The Archbishop of Ireland says it precisely
Tuesday, June 27, 2006
Without this acknowledgement, no dialogue is possible
Excerpts from the Pitt Lecture given at the Berkeley Divinity School at Yale on October 12, 2005, by The Most Rev. Dr. Robin Eames, Archbishop of Armagh and Primate of All Ireland, Chairman of the Eames Commission on Women in the Episcopate and the Windsor Report on the Nature of Communion.

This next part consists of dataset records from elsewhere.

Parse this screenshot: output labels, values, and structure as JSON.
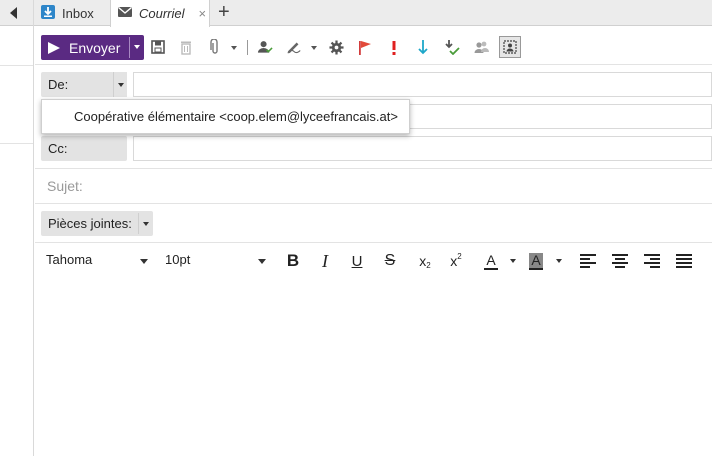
{
  "tabs": [
    {
      "label": "Inbox",
      "icon": "inbox-download-icon"
    },
    {
      "label": "Courriel",
      "icon": "envelope-icon",
      "close": "×"
    }
  ],
  "add_tab": "+",
  "toolbar": {
    "send_label": "Envoyer",
    "send_color": "#5a2a82",
    "icons": [
      "save-icon",
      "delete-icon",
      "attach-icon",
      "contacts-check-icon",
      "signature-icon",
      "settings-icon",
      "flag-icon",
      "priority-high-icon",
      "priority-low-icon",
      "receipt-icon",
      "address-book-icon",
      "vcard-icon"
    ]
  },
  "header": {
    "from_label": "De:",
    "cc_label": "Cc:",
    "subject_placeholder": "Sujet:",
    "attachments_label": "Pièces jointes:"
  },
  "from_dropdown": {
    "options": [
      "Coopérative élémentaire <coop.elem@lyceefrancais.at>"
    ]
  },
  "editor": {
    "font_family": "Tahoma",
    "font_size": "10pt",
    "subscript": "x",
    "subscript_mark": "2",
    "superscript": "x",
    "superscript_mark": "2",
    "bold": "B",
    "italic": "I",
    "underline": "U",
    "strike": "S",
    "text_color": "A",
    "highlight": "A"
  }
}
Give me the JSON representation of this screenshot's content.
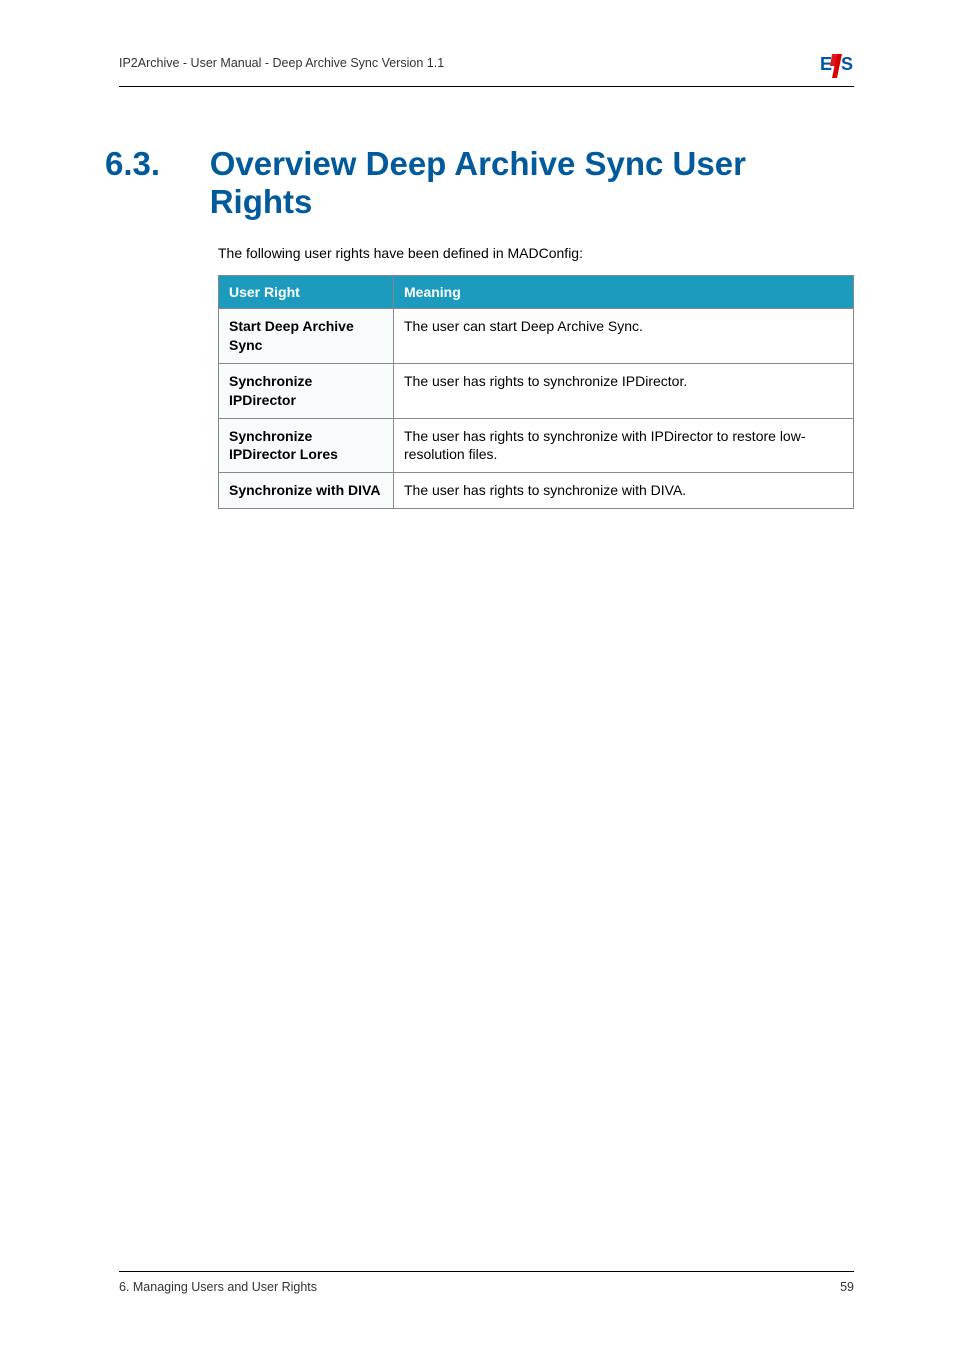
{
  "header": {
    "text": "IP2Archive - User Manual - Deep Archive Sync Version 1.1",
    "logo_alt": "EVS"
  },
  "section": {
    "number": "6.3.",
    "title": "Overview Deep Archive Sync User Rights"
  },
  "intro": "The following user rights have been defined in MADConfig:",
  "table": {
    "head": {
      "c1": "User Right",
      "c2": "Meaning"
    },
    "rows": [
      {
        "c1": "Start Deep Archive Sync",
        "c2": "The user can start Deep Archive Sync."
      },
      {
        "c1": "Synchronize IPDirector",
        "c2": "The user has rights to synchronize IPDirector."
      },
      {
        "c1": "Synchronize IPDirector Lores",
        "c2": "The user has rights to synchronize with IPDirector to restore low-resolution files."
      },
      {
        "c1": "Synchronize with DIVA",
        "c2": "The user has rights to synchronize with DIVA."
      }
    ]
  },
  "footer": {
    "left": "6. Managing Users and User Rights",
    "right": "59"
  }
}
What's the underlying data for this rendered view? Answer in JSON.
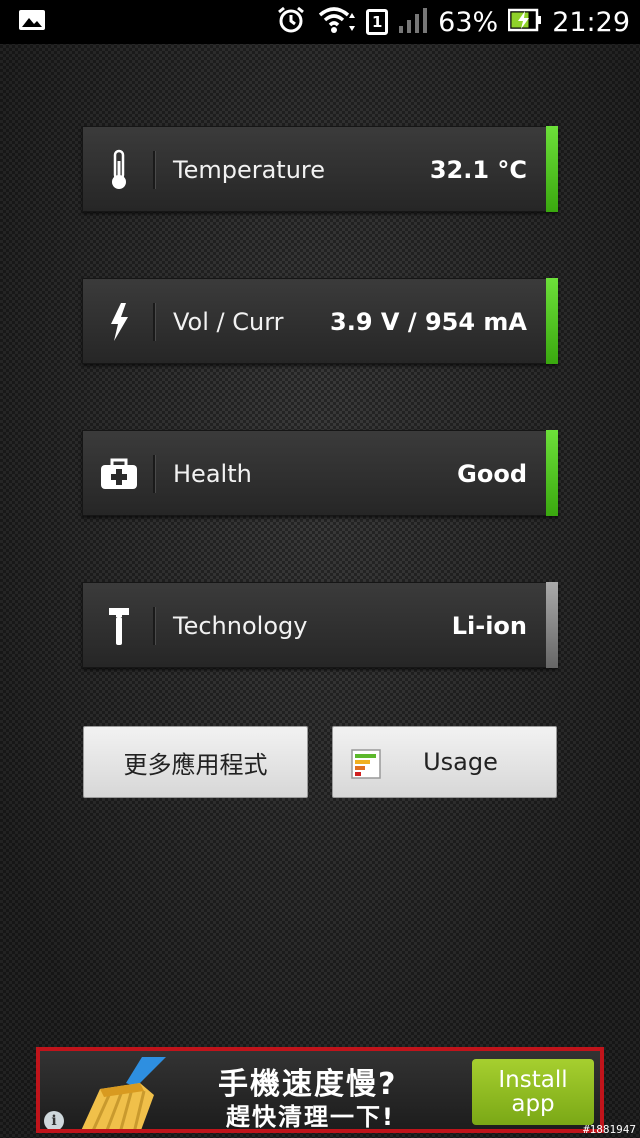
{
  "status_bar": {
    "battery_percent": "63%",
    "time": "21:29",
    "sim_slot": "1",
    "icons": [
      "gallery-icon",
      "alarm-icon",
      "wifi-icon",
      "sim-icon",
      "signal-icon",
      "battery-charging-icon"
    ]
  },
  "cards": [
    {
      "label": "Temperature",
      "value": "32.1 °C",
      "icon": "thermometer-icon",
      "bar_color": "#4cbf1e"
    },
    {
      "label": "Vol / Curr",
      "value": "3.9 V / 954 mA",
      "icon": "lightning-icon",
      "bar_color": "#4cbf1e"
    },
    {
      "label": "Health",
      "value": "Good",
      "icon": "first-aid-kit-icon",
      "bar_color": "#4cbf1e"
    },
    {
      "label": "Technology",
      "value": "Li-ion",
      "icon": "hammer-icon",
      "bar_color": "#8a8a8a"
    }
  ],
  "buttons": {
    "more_apps": "更多應用程式",
    "usage": "Usage"
  },
  "ad": {
    "headline": "手機速度慢?",
    "subline": "趕快清理一下!",
    "install_line1": "Install",
    "install_line2": "app",
    "info": "i",
    "border_color": "#c0141b",
    "install_color": "#8dbb22"
  },
  "watermark": "#1881947"
}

“I cannot over-emphasize the strength of conservative feeling about the identity of authentic Christianity as being ‘Biblical Christianity’….To a conservative Anglican it is the key issue. But what alarms me about our current crisis is the failure to engage in dialogue on an agreed playing field between two apparently opposing views. If Anglicanism is to maintain a global community, dialogue on an agreed transparent basis is essential. Sadly, so far I have found little evidence that such a process is taking place…
“I am suggesting that…there must be a new and urgent focus on 1) the Christian view of creation and 2) the Christian understanding of salvation. Whatever one’s sexual orientation may be, we are all part of creation; and we all need salvation. If our view is 1) that homosexuality has been a part of the created world from the start and thus ‘without sin,’ we need to engage at new levels of sensibility with those who accept 2) that it entered with man’s first fall and so is sinful [along with disordered heterosexuality, divorce, etc.] Surely, if unity is not to be fractured beyond recovery, this Augustinian approach must be a first, rather than a final, stage.
“At the present stage of the Anglican crisis what could be termed a “stand-off” exists between the two wings. As long as there is no agreement on approach, we will not be able to develop any lasting basis for dialogue; and my thesis is that dialogue is essential, whatever form it takes under God.”
Bishop Eames ends with a passionate appeal for charity and familial love within the Anglican Communion as we seek dialogue, but that note has been sounded by many others. What seems distinctive about his analysis is his clear, concise delineation of the two irreconcilable points of view that are presently at a stand-off.